MOISÉS OROZCO FRAUSTO
Sin importar la opinión que se tenga de la política de seguridad implementada en El Salvador por el presidente Nayib Bukele, es innegable su capacidad para aglutinar popularidad. Estos índices de aprobación han tentado a muchos líderes y sectores, especialmente iberoamericanos, a replicar el modelo en sus propios países, ante el entusiasmo de los partidarios de la mano dura y el terror de los fundamentalistas del pacifismo. Frente a ese posible escenario es importante hacer una declaración: El método Bukele es imposible de exportar. Las condiciones políticas, materiales y sociales de El Salvador son únicas y difícilmente replicables por otro estado.
Ni México, ni Ecuador, ni Argentina tienen las coordenadas de realidad que permitieron a Bukele aplicar los ya nada excepcionales estados de excepción.

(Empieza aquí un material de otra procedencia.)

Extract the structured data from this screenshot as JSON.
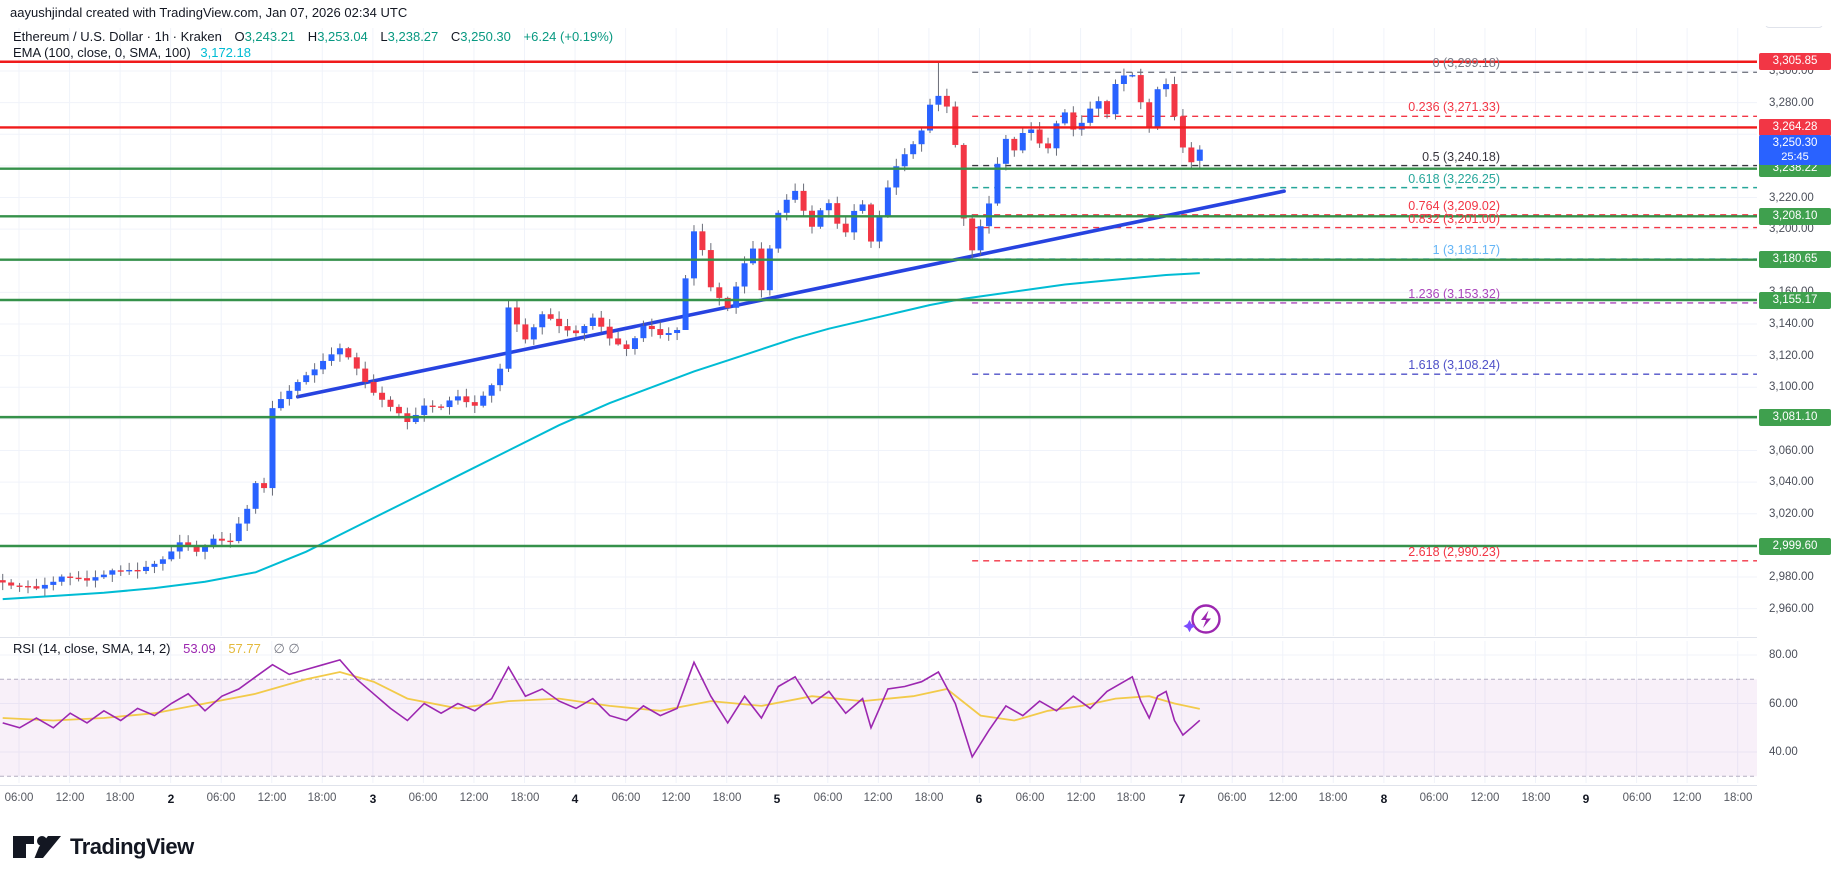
{
  "topbar": {
    "attribution": "aayushjindal created with TradingView.com, Jan 07, 2026 02:34 UTC"
  },
  "legend": {
    "symbol": "Ethereum / U.S. Dollar · 1h · Kraken",
    "o_label": "O",
    "o_value": "3,243.21",
    "h_label": "H",
    "h_value": "3,253.04",
    "l_label": "L",
    "l_value": "3,238.27",
    "c_label": "C",
    "c_value": "3,250.30",
    "change": "+6.24 (+0.19%)",
    "ema_label": "EMA (100, close, 0, SMA, 100)",
    "ema_value": "3,172.18"
  },
  "rsi_legend": {
    "label": "RSI (14, close, SMA, 14, 2)",
    "value": "53.09",
    "ma_value": "57.77",
    "ghost": "∅ ∅"
  },
  "price_axis": {
    "currency": "USD",
    "ticks": [
      3300,
      3280,
      3220,
      3200,
      3160,
      3140,
      3120,
      3100,
      3060,
      3040,
      3020,
      2980,
      2960
    ],
    "red_chips": [
      {
        "value": 3305.85,
        "text": "3,305.85"
      },
      {
        "value": 3264.28,
        "text": "3,264.28"
      }
    ],
    "blue_chip": {
      "value": 3250.3,
      "text": "3,250.30",
      "countdown": "25:45"
    },
    "green_chips": [
      {
        "value": 3238.22,
        "text": "3,238.22"
      },
      {
        "value": 3208.1,
        "text": "3,208.10"
      },
      {
        "value": 3180.65,
        "text": "3,180.65"
      },
      {
        "value": 3155.17,
        "text": "3,155.17"
      },
      {
        "value": 3081.1,
        "text": "3,081.10"
      },
      {
        "value": 2999.6,
        "text": "2,999.60"
      }
    ],
    "rsi_ticks": [
      80,
      60,
      40
    ]
  },
  "time_axis": {
    "labels": [
      "06:00",
      "12:00",
      "18:00",
      "2",
      "06:00",
      "12:00",
      "18:00",
      "3",
      "06:00",
      "12:00",
      "18:00",
      "4",
      "06:00",
      "12:00",
      "18:00",
      "5",
      "06:00",
      "12:00",
      "18:00",
      "6",
      "06:00",
      "12:00",
      "18:00",
      "7",
      "06:00",
      "12:00",
      "18:00",
      "8",
      "06:00",
      "12:00",
      "18:00",
      "9",
      "06:00",
      "12:00",
      "18:00"
    ],
    "day_indices": [
      3,
      7,
      11,
      15,
      19,
      23,
      27,
      31
    ]
  },
  "logo": {
    "text": "TradingView"
  },
  "colors": {
    "up": "#2962ff",
    "down": "#f23645",
    "wick": "#6a6d78",
    "grid": "#f0f3fa",
    "ema": "#00bcd4",
    "trendline": "#2743e0",
    "support_line": "#35914a",
    "resistance_line": "#f01b1b",
    "rsi_line": "#9c27b0",
    "rsi_ma": "#f2ca4a",
    "rsi_band": "#9c27b0"
  },
  "chart_data": {
    "type": "candlestick+line",
    "title": "Ethereum / U.S. Dollar, 1h, Kraken",
    "ylabel": "USD",
    "y_range": [
      2950,
      3310
    ],
    "last_candle": {
      "open": 3243.21,
      "high": 3253.04,
      "low": 3238.27,
      "close": 3250.3
    },
    "resistance_levels": [
      3305.85,
      3264.28
    ],
    "support_levels": [
      3238.22,
      3208.1,
      3180.65,
      3155.17,
      3081.1,
      2999.6
    ],
    "fib_levels": [
      {
        "label": "0",
        "value": 3299.18,
        "text": "0 (3,299.18)",
        "color": "#787b86"
      },
      {
        "label": "0.236",
        "value": 3271.33,
        "text": "0.236 (3,271.33)",
        "color": "#f23645"
      },
      {
        "label": "0.5",
        "value": 3240.18,
        "text": "0.5 (3,240.18)",
        "color": "#37343c"
      },
      {
        "label": "0.618",
        "value": 3226.25,
        "text": "0.618 (3,226.25)",
        "color": "#26a69a"
      },
      {
        "label": "0.764",
        "value": 3209.02,
        "text": "0.764 (3,209.02)",
        "color": "#f23645"
      },
      {
        "label": "0.832",
        "value": 3201.0,
        "text": "0.832 (3,201.00)",
        "color": "#f23645"
      },
      {
        "label": "1",
        "value": 3181.17,
        "text": "1 (3,181.17)",
        "color": "#64b5f6"
      },
      {
        "label": "1.236",
        "value": 3153.32,
        "text": "1.236 (3,153.32)",
        "color": "#ab47bc"
      },
      {
        "label": "1.618",
        "value": 3108.24,
        "text": "1.618 (3,108.24)",
        "color": "#4f51c8"
      },
      {
        "label": "2.618",
        "value": 2990.23,
        "text": "2.618 (2,990.23)",
        "color": "#f23645"
      }
    ],
    "trendline": {
      "x1_hour": 39,
      "price1": 3094,
      "x2_hour": 156,
      "price2": 3224
    },
    "price_anchors": [
      [
        4,
        2978
      ],
      [
        8,
        2971
      ],
      [
        11,
        2982
      ],
      [
        14,
        2976
      ],
      [
        17,
        2986
      ],
      [
        20,
        2982
      ],
      [
        23,
        2993
      ],
      [
        25,
        3001
      ],
      [
        27,
        2995
      ],
      [
        29,
        3006
      ],
      [
        31,
        3002
      ],
      [
        33,
        3022
      ],
      [
        34,
        3040
      ],
      [
        35,
        3038
      ],
      [
        36,
        3088
      ],
      [
        38,
        3096
      ],
      [
        40,
        3108
      ],
      [
        42,
        3118
      ],
      [
        44,
        3123
      ],
      [
        46,
        3112
      ],
      [
        48,
        3098
      ],
      [
        50,
        3086
      ],
      [
        52,
        3078
      ],
      [
        54,
        3090
      ],
      [
        56,
        3086
      ],
      [
        58,
        3094
      ],
      [
        60,
        3090
      ],
      [
        62,
        3100
      ],
      [
        63,
        3110
      ],
      [
        64,
        3150
      ],
      [
        66,
        3132
      ],
      [
        68,
        3145
      ],
      [
        70,
        3138
      ],
      [
        72,
        3136
      ],
      [
        74,
        3143
      ],
      [
        76,
        3130
      ],
      [
        78,
        3126
      ],
      [
        80,
        3138
      ],
      [
        82,
        3132
      ],
      [
        84,
        3138
      ],
      [
        85,
        3170
      ],
      [
        86,
        3198
      ],
      [
        87,
        3185
      ],
      [
        88,
        3162
      ],
      [
        90,
        3152
      ],
      [
        92,
        3178
      ],
      [
        93,
        3186
      ],
      [
        94,
        3160
      ],
      [
        95,
        3188
      ],
      [
        96,
        3212
      ],
      [
        97,
        3220
      ],
      [
        98,
        3224
      ],
      [
        99,
        3210
      ],
      [
        100,
        3200
      ],
      [
        101,
        3212
      ],
      [
        102,
        3218
      ],
      [
        103,
        3205
      ],
      [
        104,
        3198
      ],
      [
        105,
        3210
      ],
      [
        106,
        3214
      ],
      [
        107,
        3192
      ],
      [
        108,
        3210
      ],
      [
        109,
        3228
      ],
      [
        110,
        3240
      ],
      [
        111,
        3246
      ],
      [
        112,
        3252
      ],
      [
        113,
        3262
      ],
      [
        114,
        3280
      ],
      [
        115,
        3286
      ],
      [
        116,
        3278
      ],
      [
        117,
        3252
      ],
      [
        118,
        3205
      ],
      [
        119,
        3186
      ],
      [
        120,
        3203
      ],
      [
        121,
        3218
      ],
      [
        122,
        3242
      ],
      [
        123,
        3256
      ],
      [
        124,
        3248
      ],
      [
        125,
        3260
      ],
      [
        126,
        3264
      ],
      [
        127,
        3256
      ],
      [
        128,
        3252
      ],
      [
        129,
        3266
      ],
      [
        130,
        3272
      ],
      [
        131,
        3262
      ],
      [
        132,
        3268
      ],
      [
        133,
        3278
      ],
      [
        134,
        3282
      ],
      [
        135,
        3272
      ],
      [
        136,
        3290
      ],
      [
        137,
        3296
      ],
      [
        138,
        3298
      ],
      [
        139,
        3282
      ],
      [
        140,
        3266
      ],
      [
        141,
        3288
      ],
      [
        142,
        3290
      ],
      [
        143,
        3270
      ],
      [
        144,
        3252
      ],
      [
        145,
        3244
      ],
      [
        146,
        3250.3
      ]
    ],
    "wick_overrides": {
      "115": {
        "high": 3305.85
      },
      "138": {
        "high": 3299.18
      },
      "119": {
        "low": 3181.17
      },
      "85": {
        "low": 3148
      }
    },
    "ema_anchors": [
      [
        4,
        2966
      ],
      [
        10,
        2968
      ],
      [
        16,
        2970
      ],
      [
        22,
        2973
      ],
      [
        28,
        2977
      ],
      [
        34,
        2983
      ],
      [
        40,
        2996
      ],
      [
        46,
        3012
      ],
      [
        52,
        3028
      ],
      [
        58,
        3044
      ],
      [
        64,
        3060
      ],
      [
        70,
        3076
      ],
      [
        76,
        3090
      ],
      [
        82,
        3102
      ],
      [
        86,
        3110
      ],
      [
        90,
        3117
      ],
      [
        94,
        3124
      ],
      [
        98,
        3131
      ],
      [
        102,
        3137
      ],
      [
        106,
        3142
      ],
      [
        110,
        3147
      ],
      [
        114,
        3152
      ],
      [
        118,
        3156
      ],
      [
        122,
        3159
      ],
      [
        126,
        3162
      ],
      [
        130,
        3165
      ],
      [
        134,
        3167
      ],
      [
        138,
        3169
      ],
      [
        142,
        3171
      ],
      [
        146,
        3172.2
      ]
    ],
    "rsi": {
      "value": 53.09,
      "ma": 57.77,
      "upper_band": 70,
      "lower_band": 30,
      "anchors": [
        [
          4,
          52
        ],
        [
          6,
          50
        ],
        [
          8,
          54
        ],
        [
          10,
          50
        ],
        [
          12,
          56
        ],
        [
          14,
          52
        ],
        [
          16,
          57
        ],
        [
          18,
          53
        ],
        [
          20,
          58
        ],
        [
          22,
          55
        ],
        [
          24,
          60
        ],
        [
          26,
          64
        ],
        [
          28,
          57
        ],
        [
          30,
          63
        ],
        [
          32,
          66
        ],
        [
          34,
          71
        ],
        [
          36,
          76
        ],
        [
          38,
          72
        ],
        [
          40,
          74
        ],
        [
          42,
          76
        ],
        [
          44,
          78
        ],
        [
          46,
          70
        ],
        [
          48,
          64
        ],
        [
          50,
          58
        ],
        [
          52,
          53
        ],
        [
          54,
          60
        ],
        [
          56,
          56
        ],
        [
          58,
          60
        ],
        [
          60,
          57
        ],
        [
          62,
          62
        ],
        [
          64,
          75
        ],
        [
          66,
          63
        ],
        [
          68,
          66
        ],
        [
          70,
          61
        ],
        [
          72,
          58
        ],
        [
          74,
          62
        ],
        [
          76,
          55
        ],
        [
          78,
          53
        ],
        [
          80,
          59
        ],
        [
          82,
          55
        ],
        [
          84,
          58
        ],
        [
          86,
          77
        ],
        [
          88,
          63
        ],
        [
          90,
          52
        ],
        [
          92,
          63
        ],
        [
          94,
          54
        ],
        [
          96,
          67
        ],
        [
          98,
          71
        ],
        [
          100,
          60
        ],
        [
          102,
          65
        ],
        [
          104,
          56
        ],
        [
          106,
          62
        ],
        [
          107,
          50
        ],
        [
          109,
          66
        ],
        [
          111,
          67
        ],
        [
          113,
          69
        ],
        [
          115,
          73
        ],
        [
          117,
          60
        ],
        [
          119,
          38
        ],
        [
          121,
          49
        ],
        [
          123,
          59
        ],
        [
          125,
          55
        ],
        [
          127,
          61
        ],
        [
          129,
          57
        ],
        [
          131,
          63
        ],
        [
          133,
          58
        ],
        [
          135,
          65
        ],
        [
          137,
          69
        ],
        [
          138,
          71
        ],
        [
          139,
          61
        ],
        [
          140,
          54
        ],
        [
          141,
          63
        ],
        [
          142,
          65
        ],
        [
          143,
          53
        ],
        [
          144,
          47
        ],
        [
          145,
          50
        ],
        [
          146,
          53.09
        ]
      ],
      "ma_anchors": [
        [
          4,
          54
        ],
        [
          10,
          53
        ],
        [
          16,
          54
        ],
        [
          22,
          56
        ],
        [
          28,
          60
        ],
        [
          34,
          64
        ],
        [
          40,
          70
        ],
        [
          44,
          73
        ],
        [
          48,
          69
        ],
        [
          52,
          62
        ],
        [
          58,
          58
        ],
        [
          64,
          61
        ],
        [
          70,
          62
        ],
        [
          76,
          59
        ],
        [
          82,
          57
        ],
        [
          88,
          61
        ],
        [
          94,
          59
        ],
        [
          100,
          63
        ],
        [
          106,
          61
        ],
        [
          112,
          63
        ],
        [
          116,
          66
        ],
        [
          120,
          55
        ],
        [
          124,
          53
        ],
        [
          128,
          57
        ],
        [
          132,
          59
        ],
        [
          136,
          62
        ],
        [
          140,
          63
        ],
        [
          143,
          60
        ],
        [
          146,
          57.77
        ]
      ]
    }
  }
}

En primer lugar, Nayib tiene un grado de control político de los poderes ejecutivo, judicial y legislativo que el mismo Andrés Manuel sólo podría soñar. Sumado a eso, está la ingente aprobación popular que rebasa el 80%, lo cual le permite confrontarse con cualquier oposición, controlando la narrativa con total hegemonía.
Ahondando en la narrativa, Bukele ha sido realmente hábil al construir un discurso populista que permea en muchas capas de la población. Las opiniones opositoras a su régimen son acalladas por hordas de sinceros simpatizantes al presidente de origen palestino.
En términos operativos, El Salvador es un país bastante pequeño comparado con las dimensiones del resto de países latinoamericanos. Sus 6 millones 300 mil habitantes son nada en comparación, por ejemplo, con los 130 millones de mexicanos. Las fuerzas del orden salvadoreñas han encarcelado al 1% de la población, lo cual equivaldría a un municipio mediano de la Nación Azteca. Esto permite operar de manera más o menos eficiente la población carcelaria del país centroamericano.
Por otra parte, la manera en que la delincuencia organizada mexicana se integra y mezcla con el tejido social es diametralmente distinta a la forma en que las maras lucen, actúan y participan de la cotidianidad salvadoreña. El hecho de que los integrantes de estas pandillas tengan literalmente tatuados los distintivos de su organización ha permitido al Estado ejercer su fuerza con contundencia; de igual manera, las mecánicas “empresariales” de las maras no tienen la dimensión basal que sí tiene el narco en México. La forma en que los cárteles mexicanos se solapan con las economías locales de su zona de influencia dificulta su desarticulación.
La crisis global de la democracia liberal se ha conjuntado en El Salvador para permitir un escenario singular. Un tejido institucional frágil y desacreditado, un territorio pequeño y poco poblado, organizaciones criminales con características muy específicas y un líder carismático que ha podido concentrar en él una inmensa cantidad de poder blando y duro, han hecho que el Bukelismo sea prácticamente imposible de exportar.